For LeeAnne L., a 48-year-old mother of two from Kona, Hawaii, receiving a ductal carcinoma in situ (DCIS) diagnosis in April 2024 launched her into months of anxiety-filled decision-making. With a family history of breast cancer — both her mother and aunt had DCIS — she was diligent about screenings, getting mammograms every six months due to dense breast tissue.
“When you hear the word ‘cancer,’ that’s scary,” LeeAnne says. “But once you realize these are the cards you’re dealt, you have to accept it and take it head-on.”
Each year, more than 50,000 women are diagnosed with DCIS, a non-invasive type of breast cancer. Even though DCIS can’t go outside the breast, it can’t be left alone because some DCIS cells could morph and turn into invasive breast cancer.
Typically, a woman with DCIS is treated with breast conserving surgery (BCS), also known as lumpectomy. The next decision she has to make is whether or not to get radiation therapy (RT). Traditionally, this decision was guided by her doctor, who makes a recommendation based on the patient’s clinical factors (such as age, tumor grade, size and margin status).
But recently, major clinical studies have proven that relying on these clinical factors alone have failed to identify patients who could safely omit RT after BCS. While RT can effectively reduce the risk of recurrence for some women, others with low-risk DCIS may not derive significant benefit from the therapy and may be exposed to unnecessary radiation and its associated side effects. Conversely, omitting RT in women with higher-risk DCIS could lead to undertreatment and an increased risk of recurrence.
The standard treatment options presented to LeeAnne were daunting: either a single mastectomy or a lumpectomy followed by six weeks of radiation and five years of Tamoxifen. Living on Hawaii’s Big Island complicated matters further — having a mastectomy with immediate reconstruction would require traveling to Oahu and spending nearly a month away from her husband, 12-year-old son and 8-year-old daughter.
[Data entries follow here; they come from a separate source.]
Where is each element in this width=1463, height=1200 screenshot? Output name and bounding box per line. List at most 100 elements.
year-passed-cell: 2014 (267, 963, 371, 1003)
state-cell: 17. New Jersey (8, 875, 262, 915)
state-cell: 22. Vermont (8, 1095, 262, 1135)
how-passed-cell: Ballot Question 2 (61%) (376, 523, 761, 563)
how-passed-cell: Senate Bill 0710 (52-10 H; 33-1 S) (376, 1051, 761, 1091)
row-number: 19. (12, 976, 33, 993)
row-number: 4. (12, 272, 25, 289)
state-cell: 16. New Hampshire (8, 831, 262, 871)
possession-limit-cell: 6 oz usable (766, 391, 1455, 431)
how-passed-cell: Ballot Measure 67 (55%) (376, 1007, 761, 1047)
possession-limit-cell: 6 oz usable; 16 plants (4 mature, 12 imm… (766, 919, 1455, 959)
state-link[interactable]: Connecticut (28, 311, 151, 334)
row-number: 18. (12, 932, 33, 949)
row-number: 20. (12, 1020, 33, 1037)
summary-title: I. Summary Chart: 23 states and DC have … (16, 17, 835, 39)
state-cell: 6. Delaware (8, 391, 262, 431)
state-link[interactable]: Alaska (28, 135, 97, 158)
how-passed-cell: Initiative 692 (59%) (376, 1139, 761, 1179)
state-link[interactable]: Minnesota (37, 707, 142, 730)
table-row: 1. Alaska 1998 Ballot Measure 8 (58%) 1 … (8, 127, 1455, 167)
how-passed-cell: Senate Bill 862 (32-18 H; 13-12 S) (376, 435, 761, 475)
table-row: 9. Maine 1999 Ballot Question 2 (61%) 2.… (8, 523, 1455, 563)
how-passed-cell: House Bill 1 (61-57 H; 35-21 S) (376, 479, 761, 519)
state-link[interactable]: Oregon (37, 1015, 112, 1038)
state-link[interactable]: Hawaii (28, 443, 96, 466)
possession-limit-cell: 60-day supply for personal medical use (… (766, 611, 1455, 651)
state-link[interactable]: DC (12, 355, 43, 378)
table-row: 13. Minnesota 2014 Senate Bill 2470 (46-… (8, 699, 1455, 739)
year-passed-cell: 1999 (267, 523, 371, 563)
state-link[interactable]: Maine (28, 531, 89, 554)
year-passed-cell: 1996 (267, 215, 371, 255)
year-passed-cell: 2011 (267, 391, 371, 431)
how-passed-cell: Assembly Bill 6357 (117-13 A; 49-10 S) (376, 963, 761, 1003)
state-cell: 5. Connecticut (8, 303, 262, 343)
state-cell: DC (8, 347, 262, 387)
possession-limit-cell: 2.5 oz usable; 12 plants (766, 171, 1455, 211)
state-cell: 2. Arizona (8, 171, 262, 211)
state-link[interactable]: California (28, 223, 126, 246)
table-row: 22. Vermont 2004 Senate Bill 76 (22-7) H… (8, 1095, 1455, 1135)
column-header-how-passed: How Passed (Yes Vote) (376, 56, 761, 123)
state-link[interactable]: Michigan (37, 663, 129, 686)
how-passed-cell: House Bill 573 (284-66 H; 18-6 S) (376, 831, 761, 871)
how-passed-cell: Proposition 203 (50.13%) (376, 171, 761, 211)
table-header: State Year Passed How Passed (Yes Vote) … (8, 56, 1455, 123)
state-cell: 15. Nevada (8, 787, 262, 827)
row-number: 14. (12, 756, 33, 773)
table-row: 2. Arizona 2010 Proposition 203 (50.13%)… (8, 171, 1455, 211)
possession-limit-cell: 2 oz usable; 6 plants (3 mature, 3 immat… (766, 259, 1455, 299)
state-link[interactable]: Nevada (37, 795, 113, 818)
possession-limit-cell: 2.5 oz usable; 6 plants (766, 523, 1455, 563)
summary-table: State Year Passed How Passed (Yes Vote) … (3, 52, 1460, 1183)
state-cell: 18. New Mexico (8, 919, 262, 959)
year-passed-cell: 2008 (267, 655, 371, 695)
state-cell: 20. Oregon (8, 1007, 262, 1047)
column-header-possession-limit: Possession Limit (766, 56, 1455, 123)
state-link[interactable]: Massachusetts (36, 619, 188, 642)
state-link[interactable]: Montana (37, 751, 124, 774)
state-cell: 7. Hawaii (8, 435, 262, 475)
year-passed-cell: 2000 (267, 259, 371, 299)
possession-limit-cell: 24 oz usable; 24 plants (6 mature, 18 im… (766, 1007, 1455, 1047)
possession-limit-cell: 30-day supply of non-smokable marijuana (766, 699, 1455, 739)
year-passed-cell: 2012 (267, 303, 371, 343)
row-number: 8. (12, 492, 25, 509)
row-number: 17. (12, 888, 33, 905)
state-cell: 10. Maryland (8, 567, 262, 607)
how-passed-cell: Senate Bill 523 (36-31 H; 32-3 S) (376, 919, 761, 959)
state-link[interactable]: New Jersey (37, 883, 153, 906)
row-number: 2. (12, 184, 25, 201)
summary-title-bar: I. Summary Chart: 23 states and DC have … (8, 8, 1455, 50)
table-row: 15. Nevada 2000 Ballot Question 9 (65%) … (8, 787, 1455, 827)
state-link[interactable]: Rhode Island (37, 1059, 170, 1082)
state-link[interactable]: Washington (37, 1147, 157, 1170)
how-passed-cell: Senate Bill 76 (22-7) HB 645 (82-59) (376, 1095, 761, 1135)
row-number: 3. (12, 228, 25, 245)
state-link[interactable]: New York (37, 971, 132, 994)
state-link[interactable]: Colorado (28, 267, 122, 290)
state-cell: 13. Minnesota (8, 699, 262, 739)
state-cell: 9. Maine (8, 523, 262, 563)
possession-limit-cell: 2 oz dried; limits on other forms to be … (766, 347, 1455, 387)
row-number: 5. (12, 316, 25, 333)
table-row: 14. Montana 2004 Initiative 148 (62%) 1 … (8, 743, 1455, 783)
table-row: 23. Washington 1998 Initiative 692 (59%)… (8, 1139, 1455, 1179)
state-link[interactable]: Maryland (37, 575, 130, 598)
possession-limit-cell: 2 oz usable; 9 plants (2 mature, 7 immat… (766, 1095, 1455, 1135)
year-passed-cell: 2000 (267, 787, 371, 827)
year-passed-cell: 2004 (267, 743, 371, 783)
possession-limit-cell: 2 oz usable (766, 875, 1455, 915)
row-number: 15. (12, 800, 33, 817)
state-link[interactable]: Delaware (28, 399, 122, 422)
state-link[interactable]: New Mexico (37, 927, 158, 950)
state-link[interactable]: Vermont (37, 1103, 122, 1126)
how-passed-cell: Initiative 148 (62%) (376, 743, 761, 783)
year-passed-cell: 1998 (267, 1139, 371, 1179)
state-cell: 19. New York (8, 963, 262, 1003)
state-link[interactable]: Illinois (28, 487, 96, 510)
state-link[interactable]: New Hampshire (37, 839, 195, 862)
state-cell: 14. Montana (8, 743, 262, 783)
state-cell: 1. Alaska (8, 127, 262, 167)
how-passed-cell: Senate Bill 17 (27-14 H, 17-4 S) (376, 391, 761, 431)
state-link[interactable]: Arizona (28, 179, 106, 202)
The stress of the decision took a physical toll, causing her to get shingles for more than a month. Eventually, she decided to schedule a mastectomy for September to avoid radiation’s side effects and long-term medication.
Unlike her mother’s experience in California, where a coordinated healthcare team guided treatment decisions, LeeAnne had to navigate Hawaii’s fragmented healthcare system on her own. This led her to DCIS Facebook support groups, where she heard about DCISionRT — the only risk assessment test for patients with DCIS that predicts radiation therapy benefit.
Yet none of her doctors had heard about the test. When she asked about it, she was met with resistance.
“I got a little bit of pushback,” LeeAnne says. “The doctors weren’t familiar with the test and said I needed to follow the ‘standard of care’ — radiation after surgery. But in my gut, this just seemed like too much.”
Even though she met with two breast surgeons, two radiation oncologists and a medical oncologist, she had to advocate strongly for the test.
Determined to gather all possible information before her mastectomy, LeeAnne persisted in seeking the test. Despite initial insurance denial, she contacted our support team and we helped her get the test. She found out the results just a week before her mastectomy. The results stunned her — she scored 0.8, which means that her risk for recurrence was less than 5%, and she would have little to no benefit from radiation.
By analyzing the individual biology of a woman’s tumor, the DCISionRT test categorizes the risk of recurrence as low, elevated or residual risk. This information allows surgeons and radiation oncologists to determine whether radiation therapy will benefit a particular patient.
- For women identified as low risk, the test may offer the reassurance of forgoing radiation therapy while maintaining a high probability of a cancer-free future.
- For those with elevated or residual risk, the test may confirm the need for radiation therapy, and can help optimize treatment plans for improved patient outcomes.
“I nearly fell off my chair because that was not what I was expecting,” LeeAnne says. “This changed my treatment plans. Instead of a mastectomy, I got a lumpectomy, which revealed another surprise — the initial biopsy had already removed all the cancer.”
Today, LeeAnne shares her story in DCIS online support groups, encouraging other women to explore their options.
“Women with DCIS are overwhelmed with so many decisions,” LeeAnne says. “I tell them about DCISionRT and my experience. Even if your doctors don’t present it as an option, it’s out there. But you have to advocate for yourself to get it.”
Having avoided more aggressive treatment, LeeAnne now focuses on maintaining her health through regular screenings, exercise and a healthy diet. She alternates between mammograms and MRIs for monitoring, working with both traditional and naturopathic doctors to maintain her health.
“I feel confident with DCISionRT that my recurrence rate is very low,” LeeAnne says. “Now, I can move forward with my life and enjoy it to the fullest. The results of this test saved me from what I felt was an over-treatment of my DCIS.”